Latvian economy overview

Latvia’s economy has experienced one of the highest GDP growth rates in Europe. Latvia entered European Union in 2004, which led to rapid GDP growth. From 2005 to 2007, the average annual GDP growth rate exceeded 10%, when major inflows of foreign capital stimulated a significant increase in private consumption.

In 2008, the country entered a severe recession due to an unsustainable current account deficit, collapse of the real estate market, and large private debt exposure. During the crisis, GDP fell by a quarter, an external debt almost doubled, the number of employed persons decreased by 16%, while the real wages of those still employed fell by 12%. Latvia successfully emerged from the recession at the end of 2010, and growth has resumed, based mainly on the increasing role of exports.

In 2017, GDP grew by 3.8%, in 2018 – by 4.3%, while in 2019 – by 2.2%. The growth of the Latvian economy was considerably faster in 2017 and 2018 than in the previous years.
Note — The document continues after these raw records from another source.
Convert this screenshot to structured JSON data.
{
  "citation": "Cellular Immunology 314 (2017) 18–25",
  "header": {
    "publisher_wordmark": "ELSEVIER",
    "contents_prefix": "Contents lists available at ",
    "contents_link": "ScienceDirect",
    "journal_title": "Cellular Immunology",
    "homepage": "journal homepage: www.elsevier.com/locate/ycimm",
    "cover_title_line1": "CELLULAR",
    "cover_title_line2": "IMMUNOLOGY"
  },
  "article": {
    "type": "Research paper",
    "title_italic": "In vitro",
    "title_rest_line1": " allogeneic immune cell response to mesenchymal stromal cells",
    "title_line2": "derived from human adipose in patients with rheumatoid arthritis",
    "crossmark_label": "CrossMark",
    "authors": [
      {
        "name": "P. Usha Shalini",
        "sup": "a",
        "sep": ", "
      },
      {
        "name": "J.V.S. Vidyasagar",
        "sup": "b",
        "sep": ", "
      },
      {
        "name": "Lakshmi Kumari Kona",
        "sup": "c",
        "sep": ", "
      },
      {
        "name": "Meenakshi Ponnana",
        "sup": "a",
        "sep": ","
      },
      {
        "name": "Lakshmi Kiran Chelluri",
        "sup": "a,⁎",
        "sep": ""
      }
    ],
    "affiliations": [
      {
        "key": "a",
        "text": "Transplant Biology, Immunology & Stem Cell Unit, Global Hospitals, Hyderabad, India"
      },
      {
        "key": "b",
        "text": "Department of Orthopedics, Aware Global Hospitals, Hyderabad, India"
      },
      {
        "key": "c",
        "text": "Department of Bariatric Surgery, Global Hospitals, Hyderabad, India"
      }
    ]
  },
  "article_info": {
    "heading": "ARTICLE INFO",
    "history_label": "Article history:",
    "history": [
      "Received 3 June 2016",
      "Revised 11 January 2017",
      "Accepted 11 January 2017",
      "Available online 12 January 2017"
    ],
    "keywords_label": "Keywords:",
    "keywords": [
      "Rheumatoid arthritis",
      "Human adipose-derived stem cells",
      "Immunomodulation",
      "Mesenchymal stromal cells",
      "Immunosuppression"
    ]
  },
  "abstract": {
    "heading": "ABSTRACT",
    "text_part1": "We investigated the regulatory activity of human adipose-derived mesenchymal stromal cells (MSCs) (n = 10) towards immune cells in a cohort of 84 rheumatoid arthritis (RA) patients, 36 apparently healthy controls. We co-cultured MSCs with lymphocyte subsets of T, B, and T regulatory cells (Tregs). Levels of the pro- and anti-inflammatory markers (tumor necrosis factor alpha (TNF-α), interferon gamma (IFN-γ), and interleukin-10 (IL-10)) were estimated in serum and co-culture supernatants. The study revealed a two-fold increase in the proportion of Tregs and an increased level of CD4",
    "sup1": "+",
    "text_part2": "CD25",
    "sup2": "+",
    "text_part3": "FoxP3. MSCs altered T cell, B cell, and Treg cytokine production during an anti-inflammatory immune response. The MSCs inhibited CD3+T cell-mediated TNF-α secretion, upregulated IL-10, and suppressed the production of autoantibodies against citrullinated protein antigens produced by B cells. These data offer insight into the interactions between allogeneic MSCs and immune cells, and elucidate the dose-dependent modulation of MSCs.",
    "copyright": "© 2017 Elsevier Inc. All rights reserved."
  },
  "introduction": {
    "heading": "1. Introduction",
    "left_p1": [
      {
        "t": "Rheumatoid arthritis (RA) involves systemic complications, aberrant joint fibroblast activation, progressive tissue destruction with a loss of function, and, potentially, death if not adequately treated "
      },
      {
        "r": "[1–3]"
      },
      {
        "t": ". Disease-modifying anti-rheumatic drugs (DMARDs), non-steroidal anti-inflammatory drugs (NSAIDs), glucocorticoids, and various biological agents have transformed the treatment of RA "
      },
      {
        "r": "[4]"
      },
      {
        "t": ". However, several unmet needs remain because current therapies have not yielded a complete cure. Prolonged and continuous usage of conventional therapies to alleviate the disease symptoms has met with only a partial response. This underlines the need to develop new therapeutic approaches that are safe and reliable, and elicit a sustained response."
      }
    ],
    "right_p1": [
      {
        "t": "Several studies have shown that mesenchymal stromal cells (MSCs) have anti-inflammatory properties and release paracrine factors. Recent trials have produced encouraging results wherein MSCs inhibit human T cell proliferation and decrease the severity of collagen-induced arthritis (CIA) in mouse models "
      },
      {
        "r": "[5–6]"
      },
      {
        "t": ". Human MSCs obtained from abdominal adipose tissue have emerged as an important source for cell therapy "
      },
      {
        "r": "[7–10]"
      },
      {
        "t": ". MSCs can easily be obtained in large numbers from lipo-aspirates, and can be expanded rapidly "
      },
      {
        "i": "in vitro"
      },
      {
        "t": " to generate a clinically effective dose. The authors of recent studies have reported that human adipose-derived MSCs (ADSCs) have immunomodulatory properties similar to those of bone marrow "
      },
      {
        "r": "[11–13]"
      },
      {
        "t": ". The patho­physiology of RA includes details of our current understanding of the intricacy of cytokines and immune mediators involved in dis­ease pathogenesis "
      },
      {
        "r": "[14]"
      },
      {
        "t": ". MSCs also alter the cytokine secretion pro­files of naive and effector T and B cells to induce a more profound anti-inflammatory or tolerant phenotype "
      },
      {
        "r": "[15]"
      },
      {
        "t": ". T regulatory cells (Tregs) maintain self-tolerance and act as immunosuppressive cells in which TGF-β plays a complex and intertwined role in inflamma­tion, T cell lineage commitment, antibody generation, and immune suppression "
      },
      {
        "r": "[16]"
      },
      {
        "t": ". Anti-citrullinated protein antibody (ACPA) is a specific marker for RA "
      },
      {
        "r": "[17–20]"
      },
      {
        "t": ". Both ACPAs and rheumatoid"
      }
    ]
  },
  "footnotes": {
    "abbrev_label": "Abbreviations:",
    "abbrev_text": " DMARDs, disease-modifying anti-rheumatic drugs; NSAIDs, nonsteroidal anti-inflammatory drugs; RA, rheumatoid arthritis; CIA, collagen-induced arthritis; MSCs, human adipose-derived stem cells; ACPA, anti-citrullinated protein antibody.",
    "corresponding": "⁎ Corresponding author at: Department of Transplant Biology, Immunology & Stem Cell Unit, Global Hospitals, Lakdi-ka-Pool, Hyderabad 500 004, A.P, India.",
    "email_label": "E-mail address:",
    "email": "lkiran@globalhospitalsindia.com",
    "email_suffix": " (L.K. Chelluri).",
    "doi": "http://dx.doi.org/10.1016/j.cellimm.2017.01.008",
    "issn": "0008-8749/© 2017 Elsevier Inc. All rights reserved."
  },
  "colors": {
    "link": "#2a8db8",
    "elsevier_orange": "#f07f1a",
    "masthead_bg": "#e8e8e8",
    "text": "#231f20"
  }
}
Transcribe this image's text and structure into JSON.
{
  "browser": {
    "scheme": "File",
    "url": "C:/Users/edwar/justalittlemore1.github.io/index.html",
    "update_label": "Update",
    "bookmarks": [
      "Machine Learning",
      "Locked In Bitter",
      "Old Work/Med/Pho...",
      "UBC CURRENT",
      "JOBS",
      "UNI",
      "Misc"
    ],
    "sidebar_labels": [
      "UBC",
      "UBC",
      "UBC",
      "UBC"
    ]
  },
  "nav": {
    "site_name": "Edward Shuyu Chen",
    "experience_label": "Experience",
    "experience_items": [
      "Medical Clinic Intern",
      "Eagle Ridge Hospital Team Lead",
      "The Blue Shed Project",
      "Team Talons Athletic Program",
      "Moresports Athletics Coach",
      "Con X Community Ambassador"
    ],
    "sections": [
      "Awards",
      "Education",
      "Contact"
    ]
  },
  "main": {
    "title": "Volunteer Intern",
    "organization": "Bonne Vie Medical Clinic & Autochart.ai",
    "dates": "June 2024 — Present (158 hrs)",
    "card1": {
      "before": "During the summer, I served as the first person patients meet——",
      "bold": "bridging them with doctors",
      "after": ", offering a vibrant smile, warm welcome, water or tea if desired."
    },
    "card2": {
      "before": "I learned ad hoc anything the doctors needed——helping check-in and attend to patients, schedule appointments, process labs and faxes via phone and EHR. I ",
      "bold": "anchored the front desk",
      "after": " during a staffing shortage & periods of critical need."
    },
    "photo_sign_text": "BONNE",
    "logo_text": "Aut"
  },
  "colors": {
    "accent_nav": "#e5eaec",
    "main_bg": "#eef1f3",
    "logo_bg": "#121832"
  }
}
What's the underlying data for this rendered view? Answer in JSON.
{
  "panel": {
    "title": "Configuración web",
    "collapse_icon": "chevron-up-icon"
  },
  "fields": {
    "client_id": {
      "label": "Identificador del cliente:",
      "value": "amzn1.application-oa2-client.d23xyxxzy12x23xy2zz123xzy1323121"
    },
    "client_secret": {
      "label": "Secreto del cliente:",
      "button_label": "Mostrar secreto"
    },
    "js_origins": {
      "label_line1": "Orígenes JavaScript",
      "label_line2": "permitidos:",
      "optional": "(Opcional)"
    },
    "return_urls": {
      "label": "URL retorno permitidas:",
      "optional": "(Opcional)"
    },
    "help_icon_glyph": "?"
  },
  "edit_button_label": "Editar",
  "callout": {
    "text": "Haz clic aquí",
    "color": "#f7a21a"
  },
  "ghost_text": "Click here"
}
It was fostered by the improvement in the external environment, private and public investments, and an increase in employment and wages. It must be noted that current export volumes exceed pre-crisis levels by more than twice.

Latvia has exceeded the forecasts when dealing with the covid-19 crisis, as we experienced a -3.5% drop in GDP comparing to the forecasted -7%. According to the European Commission, the forecast is that, in 2021, Latvia's GDP will grow by 3.5%, while in 2022 by 3.1%.